All over Europe officials are doing the same thing over and over again and expecting different results, writes Irwin Stelzer in the Wall Street Journal.
Greece led the peripheral countries in piling up debts that it had little hope of ever repaying. Non-peripheral countries, most notably Britain and France, joined in the fun. Then, given that national cupboards are bare, the Euroland authorities stepped in with a cunning plan to handle excessive debt: borrow more to repay the previous wild borrowing. The Irish government thus will drive its deficit to 32% of GDP to bail out banks hit by the inability of property developers to repay excessive borrowings.

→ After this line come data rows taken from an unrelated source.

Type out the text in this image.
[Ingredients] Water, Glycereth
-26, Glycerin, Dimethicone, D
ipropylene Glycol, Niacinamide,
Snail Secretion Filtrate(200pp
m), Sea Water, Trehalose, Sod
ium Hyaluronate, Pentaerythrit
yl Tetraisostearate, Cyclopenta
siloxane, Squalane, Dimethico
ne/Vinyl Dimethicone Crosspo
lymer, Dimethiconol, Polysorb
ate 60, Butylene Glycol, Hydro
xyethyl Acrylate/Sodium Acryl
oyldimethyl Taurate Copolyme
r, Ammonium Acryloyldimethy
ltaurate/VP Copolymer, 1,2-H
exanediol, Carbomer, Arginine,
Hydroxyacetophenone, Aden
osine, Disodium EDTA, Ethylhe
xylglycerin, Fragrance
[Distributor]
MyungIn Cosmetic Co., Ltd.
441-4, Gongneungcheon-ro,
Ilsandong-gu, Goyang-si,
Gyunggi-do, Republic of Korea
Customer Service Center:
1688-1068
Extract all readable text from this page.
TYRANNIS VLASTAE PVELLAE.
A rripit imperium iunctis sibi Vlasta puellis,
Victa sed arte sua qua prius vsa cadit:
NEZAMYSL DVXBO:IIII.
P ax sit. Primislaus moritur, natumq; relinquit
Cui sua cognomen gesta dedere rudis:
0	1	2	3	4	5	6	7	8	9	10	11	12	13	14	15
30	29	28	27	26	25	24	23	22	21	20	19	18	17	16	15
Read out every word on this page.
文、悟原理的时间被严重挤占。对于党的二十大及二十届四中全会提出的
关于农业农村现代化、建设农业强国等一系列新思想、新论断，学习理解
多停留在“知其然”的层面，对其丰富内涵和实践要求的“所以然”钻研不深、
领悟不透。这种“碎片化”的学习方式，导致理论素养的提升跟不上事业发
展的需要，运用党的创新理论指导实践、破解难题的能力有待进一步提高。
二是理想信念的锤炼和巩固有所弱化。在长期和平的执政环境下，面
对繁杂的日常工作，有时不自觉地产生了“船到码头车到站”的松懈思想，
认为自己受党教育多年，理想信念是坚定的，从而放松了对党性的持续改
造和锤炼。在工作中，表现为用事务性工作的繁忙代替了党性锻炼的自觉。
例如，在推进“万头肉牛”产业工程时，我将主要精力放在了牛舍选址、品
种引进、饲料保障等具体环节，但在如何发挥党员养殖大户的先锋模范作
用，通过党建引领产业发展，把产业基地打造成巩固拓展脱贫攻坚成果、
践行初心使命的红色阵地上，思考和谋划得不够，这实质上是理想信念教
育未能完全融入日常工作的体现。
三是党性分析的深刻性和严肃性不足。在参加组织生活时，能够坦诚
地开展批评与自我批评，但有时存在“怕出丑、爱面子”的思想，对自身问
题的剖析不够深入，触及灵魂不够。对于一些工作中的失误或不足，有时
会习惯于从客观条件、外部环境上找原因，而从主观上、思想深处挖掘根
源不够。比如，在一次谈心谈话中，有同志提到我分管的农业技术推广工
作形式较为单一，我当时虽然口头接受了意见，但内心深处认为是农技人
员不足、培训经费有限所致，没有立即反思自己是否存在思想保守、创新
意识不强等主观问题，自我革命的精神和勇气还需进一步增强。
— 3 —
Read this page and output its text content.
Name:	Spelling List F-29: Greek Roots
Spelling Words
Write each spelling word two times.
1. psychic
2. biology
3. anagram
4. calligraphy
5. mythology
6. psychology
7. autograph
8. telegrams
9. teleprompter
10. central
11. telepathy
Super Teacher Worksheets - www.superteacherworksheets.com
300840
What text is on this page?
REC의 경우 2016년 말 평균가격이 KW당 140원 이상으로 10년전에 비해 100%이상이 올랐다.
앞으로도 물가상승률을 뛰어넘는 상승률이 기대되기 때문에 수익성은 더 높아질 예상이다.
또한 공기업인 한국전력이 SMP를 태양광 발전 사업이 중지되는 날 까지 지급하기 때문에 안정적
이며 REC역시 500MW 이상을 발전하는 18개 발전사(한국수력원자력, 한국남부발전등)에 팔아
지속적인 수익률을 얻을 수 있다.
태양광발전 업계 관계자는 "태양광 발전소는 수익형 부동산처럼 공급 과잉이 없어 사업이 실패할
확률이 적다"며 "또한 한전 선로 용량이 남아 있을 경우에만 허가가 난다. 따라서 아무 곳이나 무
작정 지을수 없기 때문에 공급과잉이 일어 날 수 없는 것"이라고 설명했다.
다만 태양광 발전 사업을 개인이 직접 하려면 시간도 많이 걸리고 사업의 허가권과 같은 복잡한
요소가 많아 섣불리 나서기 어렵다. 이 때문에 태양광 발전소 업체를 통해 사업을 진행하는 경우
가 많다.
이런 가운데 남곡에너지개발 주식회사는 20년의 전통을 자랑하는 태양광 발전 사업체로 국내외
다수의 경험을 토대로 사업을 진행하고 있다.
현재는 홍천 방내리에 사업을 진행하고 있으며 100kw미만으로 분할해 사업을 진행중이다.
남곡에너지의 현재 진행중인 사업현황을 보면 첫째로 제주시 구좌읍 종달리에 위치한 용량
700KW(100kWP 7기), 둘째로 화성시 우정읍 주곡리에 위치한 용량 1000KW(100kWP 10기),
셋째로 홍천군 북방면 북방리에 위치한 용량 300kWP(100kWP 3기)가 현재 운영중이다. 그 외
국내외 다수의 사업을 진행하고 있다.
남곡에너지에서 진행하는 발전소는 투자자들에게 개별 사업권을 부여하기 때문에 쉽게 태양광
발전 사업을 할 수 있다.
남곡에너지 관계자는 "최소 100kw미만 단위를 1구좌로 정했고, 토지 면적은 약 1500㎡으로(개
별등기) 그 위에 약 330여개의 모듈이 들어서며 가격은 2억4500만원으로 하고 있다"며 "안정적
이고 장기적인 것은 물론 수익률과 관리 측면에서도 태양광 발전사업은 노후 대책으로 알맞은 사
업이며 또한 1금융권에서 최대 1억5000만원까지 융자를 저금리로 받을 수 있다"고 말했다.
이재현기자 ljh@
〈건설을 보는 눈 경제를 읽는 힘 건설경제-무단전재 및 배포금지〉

The current chosen path combines austerity with borrowing by Euroland as a whole. The borrowing in effect transfers the debts of the broke countries to Germany’s balance sheet, while austerity concentrates the burden of repayment on the current recipients of government outlays – public-sector workers, benefit recipients, and private sector contractors for whom the government is a major customer. And it lets the creditors, who made the excessive loans in the first place, off the hook.
However, “history suggests that austerity without loose monetary policy can be self-defeating. Never mind: Eurocrats will pay any price to avoid the humiliation of restructuring and unleashing inflation worries in Germany. So a combination of austerity and tighter credit is in store …”
"Euroland politicians think they can (1) fight markets, (2) inflict infinite pain on voters in democratic countries, and (3) whip the profligate into line. They can do none of these" because markets set the borrowing rates and voters turn out politicians who push them too far.
Sensibly, Stelzer advocates a currency depreciation, large enough to restore competitiveness of the peripheral countries (and maybe of the others also I would argue) to avoid debt “restructuring” and a heavy dose of inflation. But the currency he has in mind would be a newly created “Eurosud”, the result of partitioning the eurozone into two smaller areas.
That would prove, in my opinion, doubly illusory. First a new currency limited to the countries of southern Europe would not constitute an optimal currency area any more than the current eurozone, and the Eurosud "one size fits all" monetary policy would thus not prove adequate for anyone of the member countries. And second, it would raise all the problems of creating a new currency in the middle of a confidence crisis, a daunting task, much harder than a simple return to national currencies (for which national monetary institutions and central bank are still in place) that would soon have to be repeated later, when each country would have to turn back to its own former national currency. It would be much better to proceed directly to that second stage now, especially because the euro is again gaining strength relative to the dollar, losing all the benefits of its beginning of the year depreciation to more reasonable levels.
And meanwhile, interest differential between peripheral countries and Germany keep growing, reflecting the increasing risk of their government bonds.